The executive order, which Biden signed on Jan. 25, calls for federal procurements officials to propose a regulation creating a new test for determining the amount of a product's domestic-content. It states that under the envisioned new test U.S. content would be "measured by the value that is added to the product through U.S.-based production or U.S. job-supporting activity."

The order also seeks to increase the “numerical threshold” for domestic content for “end-products and construction materials.”

In addition, the directive revokes Buy American directives issued by then-President Donald Trump. They include a Buy American-Hire American order Trump signed in 2017 and a directive he issued in 2019 that applied to infrastructure projects. [See ENR 2/6/2019 story on Trump executive order here.]

Before signing the new order at the White House, Biden said that in 2018, the Dept. of Defense spent $3 billion on construction contracts to foreign companies, “leaving American steel and iron out in the cold.”

He added that under the Trump administration federal contracts awarded to foreign companies increased 30%. He added, “That is going to change on our watch.”

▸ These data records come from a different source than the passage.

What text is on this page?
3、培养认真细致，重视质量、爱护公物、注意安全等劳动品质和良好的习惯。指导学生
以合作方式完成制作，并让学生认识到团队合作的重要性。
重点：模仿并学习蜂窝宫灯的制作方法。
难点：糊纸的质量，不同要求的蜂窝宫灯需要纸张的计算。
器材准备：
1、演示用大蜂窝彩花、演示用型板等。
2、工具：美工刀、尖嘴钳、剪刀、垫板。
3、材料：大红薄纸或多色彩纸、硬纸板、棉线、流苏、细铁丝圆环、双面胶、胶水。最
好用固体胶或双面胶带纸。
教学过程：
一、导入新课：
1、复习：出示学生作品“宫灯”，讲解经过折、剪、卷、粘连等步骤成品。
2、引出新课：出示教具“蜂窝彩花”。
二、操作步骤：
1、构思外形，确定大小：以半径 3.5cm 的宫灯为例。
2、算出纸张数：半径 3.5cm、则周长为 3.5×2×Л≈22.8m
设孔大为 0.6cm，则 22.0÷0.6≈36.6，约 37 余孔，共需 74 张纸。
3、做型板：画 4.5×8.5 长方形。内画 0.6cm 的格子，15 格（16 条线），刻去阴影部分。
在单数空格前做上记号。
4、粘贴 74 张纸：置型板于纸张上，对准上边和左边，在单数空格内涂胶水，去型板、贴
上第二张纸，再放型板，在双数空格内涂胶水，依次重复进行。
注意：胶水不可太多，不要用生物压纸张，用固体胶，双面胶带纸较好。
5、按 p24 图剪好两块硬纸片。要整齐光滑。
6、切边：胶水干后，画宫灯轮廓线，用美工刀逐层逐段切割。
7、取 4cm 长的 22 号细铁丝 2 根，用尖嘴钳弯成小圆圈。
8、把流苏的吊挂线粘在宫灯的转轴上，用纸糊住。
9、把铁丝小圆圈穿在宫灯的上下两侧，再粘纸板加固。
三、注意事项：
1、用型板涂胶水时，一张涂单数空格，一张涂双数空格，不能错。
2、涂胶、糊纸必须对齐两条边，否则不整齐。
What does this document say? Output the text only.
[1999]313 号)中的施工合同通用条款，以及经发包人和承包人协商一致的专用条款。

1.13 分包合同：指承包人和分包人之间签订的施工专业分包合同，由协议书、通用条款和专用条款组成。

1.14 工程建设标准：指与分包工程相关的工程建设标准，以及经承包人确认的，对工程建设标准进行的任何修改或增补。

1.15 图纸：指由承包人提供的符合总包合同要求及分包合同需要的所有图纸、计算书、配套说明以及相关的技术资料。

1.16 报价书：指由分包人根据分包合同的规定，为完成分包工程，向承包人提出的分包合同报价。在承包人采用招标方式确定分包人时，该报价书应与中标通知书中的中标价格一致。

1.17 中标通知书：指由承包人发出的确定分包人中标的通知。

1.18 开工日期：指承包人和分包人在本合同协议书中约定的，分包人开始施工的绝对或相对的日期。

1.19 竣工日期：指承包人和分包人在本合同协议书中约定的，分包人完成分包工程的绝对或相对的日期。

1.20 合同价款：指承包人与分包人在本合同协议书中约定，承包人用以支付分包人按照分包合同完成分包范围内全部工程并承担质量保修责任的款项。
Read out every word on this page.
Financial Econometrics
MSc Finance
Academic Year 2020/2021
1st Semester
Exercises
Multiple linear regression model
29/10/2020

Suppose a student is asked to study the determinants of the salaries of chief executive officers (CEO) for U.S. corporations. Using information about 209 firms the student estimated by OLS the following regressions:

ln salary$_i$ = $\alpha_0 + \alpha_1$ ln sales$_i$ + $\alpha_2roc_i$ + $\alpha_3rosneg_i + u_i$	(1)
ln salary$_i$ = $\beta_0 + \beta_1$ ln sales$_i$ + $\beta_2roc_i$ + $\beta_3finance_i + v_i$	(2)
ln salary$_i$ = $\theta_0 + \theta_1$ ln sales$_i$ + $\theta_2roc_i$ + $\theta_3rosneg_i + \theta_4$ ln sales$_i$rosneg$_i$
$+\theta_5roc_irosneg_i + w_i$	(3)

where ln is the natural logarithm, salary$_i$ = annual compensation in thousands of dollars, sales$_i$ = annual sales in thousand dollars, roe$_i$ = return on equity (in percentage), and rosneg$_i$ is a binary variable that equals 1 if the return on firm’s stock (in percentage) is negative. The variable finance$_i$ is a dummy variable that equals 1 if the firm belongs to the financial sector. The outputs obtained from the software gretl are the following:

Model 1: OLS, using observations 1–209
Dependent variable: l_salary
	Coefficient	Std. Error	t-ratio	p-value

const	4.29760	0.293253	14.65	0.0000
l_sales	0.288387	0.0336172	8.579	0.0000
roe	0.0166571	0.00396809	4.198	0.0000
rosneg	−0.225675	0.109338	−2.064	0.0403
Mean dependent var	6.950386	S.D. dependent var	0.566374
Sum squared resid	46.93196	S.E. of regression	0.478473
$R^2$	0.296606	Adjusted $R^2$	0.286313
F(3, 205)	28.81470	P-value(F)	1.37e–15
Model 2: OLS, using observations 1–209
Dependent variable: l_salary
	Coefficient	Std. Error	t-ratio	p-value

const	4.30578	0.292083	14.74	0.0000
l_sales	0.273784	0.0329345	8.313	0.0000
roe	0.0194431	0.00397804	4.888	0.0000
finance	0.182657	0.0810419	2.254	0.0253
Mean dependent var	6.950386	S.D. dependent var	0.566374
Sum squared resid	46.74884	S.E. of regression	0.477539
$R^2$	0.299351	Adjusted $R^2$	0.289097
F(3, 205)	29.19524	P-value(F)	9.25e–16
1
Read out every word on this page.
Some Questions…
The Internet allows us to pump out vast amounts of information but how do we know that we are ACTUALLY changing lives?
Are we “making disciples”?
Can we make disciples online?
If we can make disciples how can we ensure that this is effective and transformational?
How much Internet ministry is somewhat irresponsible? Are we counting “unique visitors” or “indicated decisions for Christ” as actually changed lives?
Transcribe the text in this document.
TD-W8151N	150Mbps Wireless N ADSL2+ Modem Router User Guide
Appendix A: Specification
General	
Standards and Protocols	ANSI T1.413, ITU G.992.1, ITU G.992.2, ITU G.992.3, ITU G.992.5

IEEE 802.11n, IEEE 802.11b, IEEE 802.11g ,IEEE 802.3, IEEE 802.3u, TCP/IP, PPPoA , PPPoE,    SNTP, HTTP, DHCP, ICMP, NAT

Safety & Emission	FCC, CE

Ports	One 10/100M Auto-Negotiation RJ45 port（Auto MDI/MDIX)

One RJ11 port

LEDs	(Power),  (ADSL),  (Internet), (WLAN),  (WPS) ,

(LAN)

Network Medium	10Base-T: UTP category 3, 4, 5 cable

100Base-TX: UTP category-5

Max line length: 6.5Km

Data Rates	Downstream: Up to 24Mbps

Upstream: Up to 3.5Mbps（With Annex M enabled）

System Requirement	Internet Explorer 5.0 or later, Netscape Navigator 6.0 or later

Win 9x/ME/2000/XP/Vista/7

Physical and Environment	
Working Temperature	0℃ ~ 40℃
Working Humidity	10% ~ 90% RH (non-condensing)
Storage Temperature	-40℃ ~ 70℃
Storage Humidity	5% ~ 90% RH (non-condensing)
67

Biden also said the new “all-of-government Made in America” program will stop agencies “from waiving Buy American requirements with impunity, as has been going on.” Instead, he said the new office will make sure waivers “are only used in very limited circumstances.”

Centralized Waiver Office

Nick Goldstein, American Road & Transportation Association vice president for regulatory and legal issues, said in an interview that the Biden order, and Trump directives have similar goals—to promote use of American-made products, with a focus on the waiver process.

Goldstein says the Biden order appears to have “more of a centralized process" with the new Made in America Office "a one-stop shop for agencies to bring their waivers to.”

By comparison, the Trump orders “directed each agency to go back and look at their own processes and strengthen them where necessary," Goldstein adds.

The Biden directive applies to domestic-preference requirements under various federal laws, regulations and executive orders that relate to “federal financial assistance awards or federal procurement.”

By America and Buy American

The directive specifies that it applies to both “Buy American” and “Buy America” requirements, which are different programs.

Buy America applies only to the Federal Highway Administration and Federal Transit Administration. It specifically focuses on iron, steel and manufactured products.

Buy America includes projects carried out under the federal-aid highway program, in which states, not the FHWA, are the contract-awarding entity.

Buy American, on the other hand, refers to a wide range of federal funding and purchasing programs by other agencies. The program is subject to the overall Federal Acquisition Regulation, which governs direct federal contracting and other procurements.

Story corrected on 1/26/2021 to state that the executive order asks federal procurement officials to consider proposing a rule to change how a product's U.S. content is calculated. The order doesn't institute the change.